Hier könnten die Unternehmen ansetzen: Gerade in innovativen Einheiten seien üblicherweise Mitarbeiter mit einer hohen Experimentierfreude zu finden. Daher eigneten sich diese Bereiche besonders als Pilotbereiche für den Einsatz sozialer Medien. Darüber hinaus sollten Führungskräfte in Bezug auf die berufliche Nutzung sozialer Medien als Vorbild agieren, um mögliche Vorbehalte und Ängste abzubauen, raten die Studienautoren.
Als wesentliche Social-Media-Barriere identifizieren die Studienautoren die Angst vor mangelnder Datensicherheit: Hätten Beschäftigte diesbezüglich auch nur die geringsten Zweifel, so könne sich dies zu einem Social-Media-Killer in Unternehmen entwickeln.

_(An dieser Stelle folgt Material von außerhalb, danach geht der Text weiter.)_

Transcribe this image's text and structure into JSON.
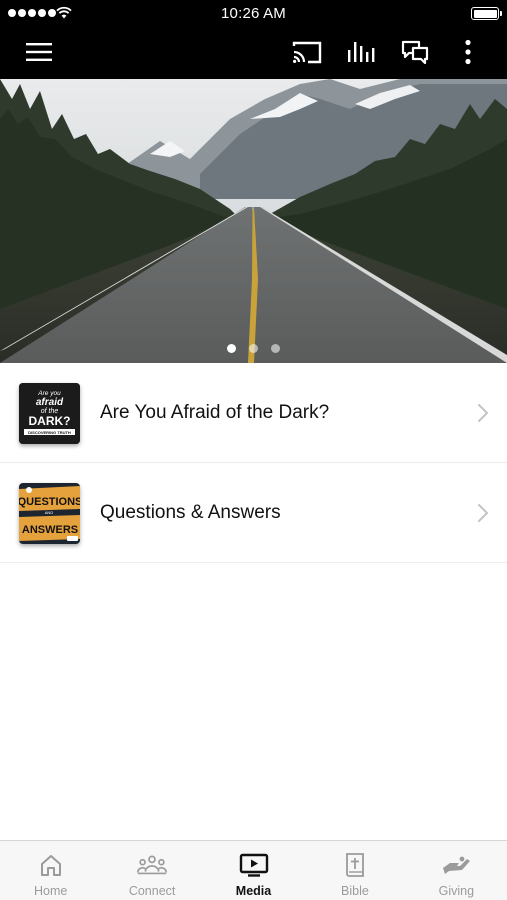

Daher müssten Unternehmen in die Datensicherheit und die Glaubwürdigkeit datenschutzbezogener Aktivitäten investieren, um die Nutzungsbereitschaft der Mitarbeiter zu erhöhen, so die Empfehlung der Autoren.
Auch privates Surfen fördert die Produktivität
Eine von den Forschenden zu Beginn vermutete Barriere der Social-Media-Nutzung entpuppte sich überraschenderweise als förderlich: Die Wahrnehmung, sich mit Social Media nicht gut auszukennen oder sogar teilweise überfordert zu sein, beeinträchtigt nicht die Intensität der Nutzung – im Gegenteil, so Stock-Homburg: "Beschäftigte sehen durchaus einen Nutzen darin, den Umgang mit sozialen Medien zu erlernen und sich dadurch weiterzuentwickeln."
Eine frühere Studie hatte schon gezeigt, dass auch das private Surfen am Arbeitplatz die Produktivität und Zufriedenheit der Mitarbeiter steigern kann. Die Studienautoren von der University of Cinncinnatti erklären sich den Zusammenhang so: Haben Mitarbeiter die Möglichkeit, sich auf der Arbeit eine Zeit lang um Privates zu kümmern – also etwa, indem sie kurz mit ihrer Familie zu Hause mailen oder chatten –, gehen sie anschließend wieder motivierter und produktiver ans Werk. Denn sie müssten sich danach während ihrer Arbeit keine Gedanken mehr darüber machen, ob zu Hause alles gut läuft.